To remediate the issues mentioned in the previous response for GCP Pub/Sub using Python, you can follow these steps:

  1. Enable VPC Service Controls:

    • Use the google-cloud-securitycenter library to enable VPC Service Controls for your project.
    • Here’s an example Python script to enable VPC Service Controls:
    from google.cloud import securitycenter

client = securitycenter.SecurityCenterClient()

# Set the project ID and organization ID
project_id = 'your-project-id'
organization_id = 'your-organization-id'

# Set the VPC Service Controls configuration
vpc_service_controls = {
    'project': f'projects/{project_id}',
    'servicePerimeters': [
        {
            'name': f'projects/{project_id}/servicePerimeters/default',
            'resources': [
                'pubsub.googleapis.com'
            ],
            'status': 'ACTIVE'
        }
    ]
}

# Enable VPC Service Controls
response = client.update_organization_settings(
    organization_id=organization_id,
    organization_settings={'vpc_service_controls': vpc_service_controls}
)

print('VPC Service Controls enabled successfully.')

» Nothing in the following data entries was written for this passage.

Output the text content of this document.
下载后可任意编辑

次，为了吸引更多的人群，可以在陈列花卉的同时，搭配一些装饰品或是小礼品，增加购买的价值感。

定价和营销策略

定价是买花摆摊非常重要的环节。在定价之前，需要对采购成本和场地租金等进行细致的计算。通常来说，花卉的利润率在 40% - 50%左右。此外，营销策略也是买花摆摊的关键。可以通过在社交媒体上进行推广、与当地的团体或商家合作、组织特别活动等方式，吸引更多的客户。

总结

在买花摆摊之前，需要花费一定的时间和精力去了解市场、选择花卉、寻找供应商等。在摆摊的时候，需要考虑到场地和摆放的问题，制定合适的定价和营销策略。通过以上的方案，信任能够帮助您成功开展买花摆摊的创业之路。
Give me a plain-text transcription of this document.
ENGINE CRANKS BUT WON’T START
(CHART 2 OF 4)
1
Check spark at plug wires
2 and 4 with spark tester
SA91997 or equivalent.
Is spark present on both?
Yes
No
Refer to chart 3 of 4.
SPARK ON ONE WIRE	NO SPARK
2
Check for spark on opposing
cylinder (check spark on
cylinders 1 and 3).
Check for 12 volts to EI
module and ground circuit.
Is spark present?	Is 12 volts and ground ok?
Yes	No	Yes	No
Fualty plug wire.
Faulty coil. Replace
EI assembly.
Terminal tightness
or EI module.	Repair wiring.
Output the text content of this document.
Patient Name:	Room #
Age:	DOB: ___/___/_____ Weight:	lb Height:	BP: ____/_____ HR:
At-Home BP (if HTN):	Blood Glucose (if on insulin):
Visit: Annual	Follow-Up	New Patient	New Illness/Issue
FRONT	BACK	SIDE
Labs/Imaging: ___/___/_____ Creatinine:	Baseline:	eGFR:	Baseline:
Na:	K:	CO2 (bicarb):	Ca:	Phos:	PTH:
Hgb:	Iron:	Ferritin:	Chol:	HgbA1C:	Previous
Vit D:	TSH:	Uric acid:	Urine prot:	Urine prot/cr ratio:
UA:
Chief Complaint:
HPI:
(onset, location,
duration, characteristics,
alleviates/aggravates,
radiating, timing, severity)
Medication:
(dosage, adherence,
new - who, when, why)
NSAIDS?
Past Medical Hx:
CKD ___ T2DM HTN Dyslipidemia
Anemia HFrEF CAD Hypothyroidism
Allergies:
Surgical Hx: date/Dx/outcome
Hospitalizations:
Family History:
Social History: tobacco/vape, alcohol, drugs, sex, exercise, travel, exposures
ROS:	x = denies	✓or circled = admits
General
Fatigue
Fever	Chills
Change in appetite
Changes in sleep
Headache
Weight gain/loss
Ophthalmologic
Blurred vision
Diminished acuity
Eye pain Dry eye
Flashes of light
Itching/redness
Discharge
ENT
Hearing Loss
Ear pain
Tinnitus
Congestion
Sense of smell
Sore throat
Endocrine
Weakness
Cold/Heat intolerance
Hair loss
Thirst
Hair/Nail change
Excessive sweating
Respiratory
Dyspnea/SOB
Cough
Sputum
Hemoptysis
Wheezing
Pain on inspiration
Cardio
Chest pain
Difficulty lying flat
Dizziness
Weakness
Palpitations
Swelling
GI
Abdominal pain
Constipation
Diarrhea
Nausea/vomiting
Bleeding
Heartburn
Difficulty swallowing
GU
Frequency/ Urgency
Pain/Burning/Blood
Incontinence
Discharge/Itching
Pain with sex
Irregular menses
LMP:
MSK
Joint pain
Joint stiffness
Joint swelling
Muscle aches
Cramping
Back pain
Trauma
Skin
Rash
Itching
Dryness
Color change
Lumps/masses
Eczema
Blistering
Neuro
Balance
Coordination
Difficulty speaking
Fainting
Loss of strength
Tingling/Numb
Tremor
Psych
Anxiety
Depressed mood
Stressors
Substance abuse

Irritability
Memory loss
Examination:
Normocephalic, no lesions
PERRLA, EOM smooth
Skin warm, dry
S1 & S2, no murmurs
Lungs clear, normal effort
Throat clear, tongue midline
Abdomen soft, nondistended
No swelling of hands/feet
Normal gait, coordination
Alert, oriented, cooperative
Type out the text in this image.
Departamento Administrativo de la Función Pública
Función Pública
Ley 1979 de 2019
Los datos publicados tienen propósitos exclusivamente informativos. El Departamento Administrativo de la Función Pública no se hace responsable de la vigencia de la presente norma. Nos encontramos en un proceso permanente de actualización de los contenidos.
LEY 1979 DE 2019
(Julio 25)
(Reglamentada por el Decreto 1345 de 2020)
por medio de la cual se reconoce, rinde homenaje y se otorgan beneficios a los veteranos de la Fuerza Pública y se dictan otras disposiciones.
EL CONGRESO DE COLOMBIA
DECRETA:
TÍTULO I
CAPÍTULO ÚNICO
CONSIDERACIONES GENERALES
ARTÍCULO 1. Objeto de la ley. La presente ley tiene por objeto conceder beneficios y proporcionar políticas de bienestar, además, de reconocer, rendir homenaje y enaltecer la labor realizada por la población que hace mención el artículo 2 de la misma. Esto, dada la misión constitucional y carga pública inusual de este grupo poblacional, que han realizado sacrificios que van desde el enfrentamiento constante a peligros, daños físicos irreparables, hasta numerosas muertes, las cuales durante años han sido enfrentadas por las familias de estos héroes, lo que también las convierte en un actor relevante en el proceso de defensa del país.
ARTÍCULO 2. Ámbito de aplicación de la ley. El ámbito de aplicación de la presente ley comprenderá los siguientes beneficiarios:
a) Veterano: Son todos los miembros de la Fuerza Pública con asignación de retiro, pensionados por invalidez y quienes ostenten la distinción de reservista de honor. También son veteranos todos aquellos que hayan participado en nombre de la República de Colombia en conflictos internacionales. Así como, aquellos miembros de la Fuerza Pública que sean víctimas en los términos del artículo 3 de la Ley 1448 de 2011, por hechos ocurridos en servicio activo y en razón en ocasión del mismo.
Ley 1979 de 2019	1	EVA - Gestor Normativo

  2. Implement Pub/Sub access controls:

    • Use the google-cloud-pubsub library to implement access controls for your Pub/Sub topics and subscriptions.
    • Here’s an example Python script to create a new topic with access controls:
    from google.cloud import pubsub_v1

publisher = pubsub_v1.PublisherClient()

# Set the project ID and topic name
project_id = 'your-project-id'
topic_name = 'your-topic-name'

# Set the IAM policy for the topic
policy = {
    'bindings': [
        {
            'role': 'roles/pubsub.publisher',
            'members': ['serviceAccount:[email protected]']
        }
    ]
}

# Create the topic with access controls
topic_path = publisher.topic_path(project_id, topic_name)
topic = publisher.create_topic(request={'name': topic_path, 'policy': policy})

print(f'Topic {topic.name} created successfully with access controls.')

  3. Monitor Pub/Sub activity using Cloud Monitoring:

    • Use the google-cloud-monitoring library to monitor Pub/Sub activity and set up alerts for any suspicious or unauthorized events.
    • Here’s an example Python script to create a new alert policy for Pub/Sub:
    from google.cloud import monitoring_v3

client = monitoring_v3.AlertPolicyServiceClient()

# Set the project ID and topic name
project_id = 'your-project-id'
topic_name = 'your-topic-name'

# Set the condition for the alert policy
condition = {
    'condition_threshold': {
        'filter': f'resource.type="pubsub_topic" AND resource.labels.project_id="{project_id}" AND resource.labels.topic_id="{topic_name}"',
        'comparison': 'COMPARISON_GT',
        'threshold_value': 0,
        'duration': {'seconds': 60}
    }
}

# Create the alert policy
policy = {
    'display_name': 'Pub/Sub Activity Alert',
    'conditions': [condition],
    'notification_channels': ['projects/your-project-id/notificationChannels/your-notification-channel']
}

# Create the alert policy
response = client.create_alert_policy(
    name=f'projects/{project_id}', alert_policy=policy)

print(f'Alert policy {response.name} created successfully.')

Please note that you need to replace the placeholders (your-project-id, your-organization-id, your-service-account, your-topic-name, your-notification-channel) with the actual values specific to your GCP environment.